Yasmine Al Massri is lending a voice on behalf of refugees around the globe.
Growing up as a Palestinian refugee, the Quantico star opened up to PEOPLE about the cruel realities and hardships she faced, and her decision to speak at the United Nations World Humanitarian Day Gala on Friday.
© Provided by TIME Inc."The biggest misconception is that refugees are dirty people who don't take a shower, who come to your house, eat your food and then spit on you," the actress said. "There is an inhuman, selfish, uneducated idea of what a refugee is – a very negative image that was built because of lack of information, miscommunication to make people, in the West especially, to think that refugees are bad people."
Born in Lebanon to a Palestinian father and Egyptian mother, Al Massri always considered herself "privileged" due to the fact that she was able to get an education. However, she was restricted from enjoying basic human privileges.
"We weren't allowed to go to the park and play," the actress, 37, said of her childhood. "I didn't really have that outdoor chill that kids have. Everything was very protective. I remember that my family avoided talking any politics in the house. We just had to focus on our school, our homework and just getting very good grades. They never really told me that I'm different."
As she grew older, Al Massri discovered her passion for law, but was quickly denied the ability to practice.
"I went to Lebanese Law University and I remember the director of the university telling me, 'Yasmine, you're a very smart kind but I just want to tell you – I don't know if you're aware that even if you graduate with a law degree, you will never be able to become a lawyer in Lebanon because you are a Palestinian refugee,'" she recalled. "I was shocked and very angry."
At the age of 20, Al Massri moved to Paris, France in effort to pursue a higher education – turning to the arts.
"I wanted to be an artist because I cannot stand to be limited or conditioned by a space in order to work and think," she said.
After graduating from L'Ecole des Beaux Arts de Paris in 2007, the same year she made her film debut in the Lebanese LGBT-themed dramatic comedy Caramel, Al Massri went on to star in numerous international films.
After becoming a U.S. citizen in May 2016, which Al Massri described as "humanly humbling," she was invited to speak at the United Nations World Humanitarian Day Gala on behalf of a Syrian refugee family.
"Human beings are in need of help in order to survive," she said. "Everybody around the world is responsible of you when you are in this situation.

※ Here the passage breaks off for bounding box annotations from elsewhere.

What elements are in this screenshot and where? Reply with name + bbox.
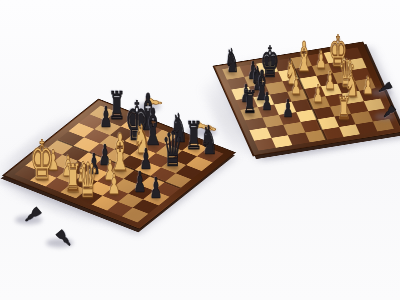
fallen-white-pawn-left-board-far-edge-shadow bbox=[137, 103, 161, 111]
fallen-white-pawn-left-board-far-edge: ♟ bbox=[142, 95, 164, 109]
fallen-black-pawn-bottom-left-1-shadow bbox=[15, 215, 42, 224]
fallen-black-pawn-bottom-left-2-shadow bbox=[46, 238, 73, 247]
fallen-black-pawn-bottom-left-1: ♟ bbox=[20, 203, 46, 227]
right-square-h1 bbox=[372, 119, 393, 132]
fallen-black-pawn-bottom-left-2: ♟ bbox=[52, 225, 76, 251]
right-board bbox=[212, 42, 400, 157]
fallen-white-bishop-left-board-right-edge: ♝ bbox=[192, 117, 221, 137]
chess-product-scene: ♜♝♞♜♞♟♚♝♞♛♟♟♝♟♟♟♟♟♟♟♟♚♜♛♞♟♚♝♟♚♞♞♟♝♟♟♛♜♟♟… bbox=[0, 0, 400, 300]
left-board bbox=[2, 99, 236, 230]
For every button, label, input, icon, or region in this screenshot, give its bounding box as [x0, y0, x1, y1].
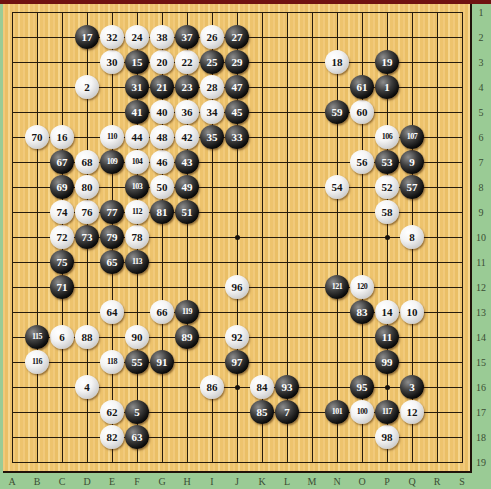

Whenever I saw politicians speak against Syrian refugees, the funny thing about it, those people have the same agenda against everybody else. Those people always are just against any kind of equal human right because this will affect their small businesses and small interest and that's sad."
Having interacted with refugees around the world, Al Massri continues to stay true to her childhood lessons.
"From a very young age, I learned that I have to speak up," she said. "I am only intimidated by watching someone suffer. This gives me a lot of pain. Since I was a child, I really wanted to speak out at these kinds of injustices."
Now, a mother to a beautiful little boy, Al Massri hopes to further spread the message of compassion.
"Doing what I'm going to do on Friday is really what I hope to dedicate myself to in the future as an actress," said Al Massri. "I hope that I'm going to have more following so I can give my voice to as much people as possible and inspire as much people as possible around the world."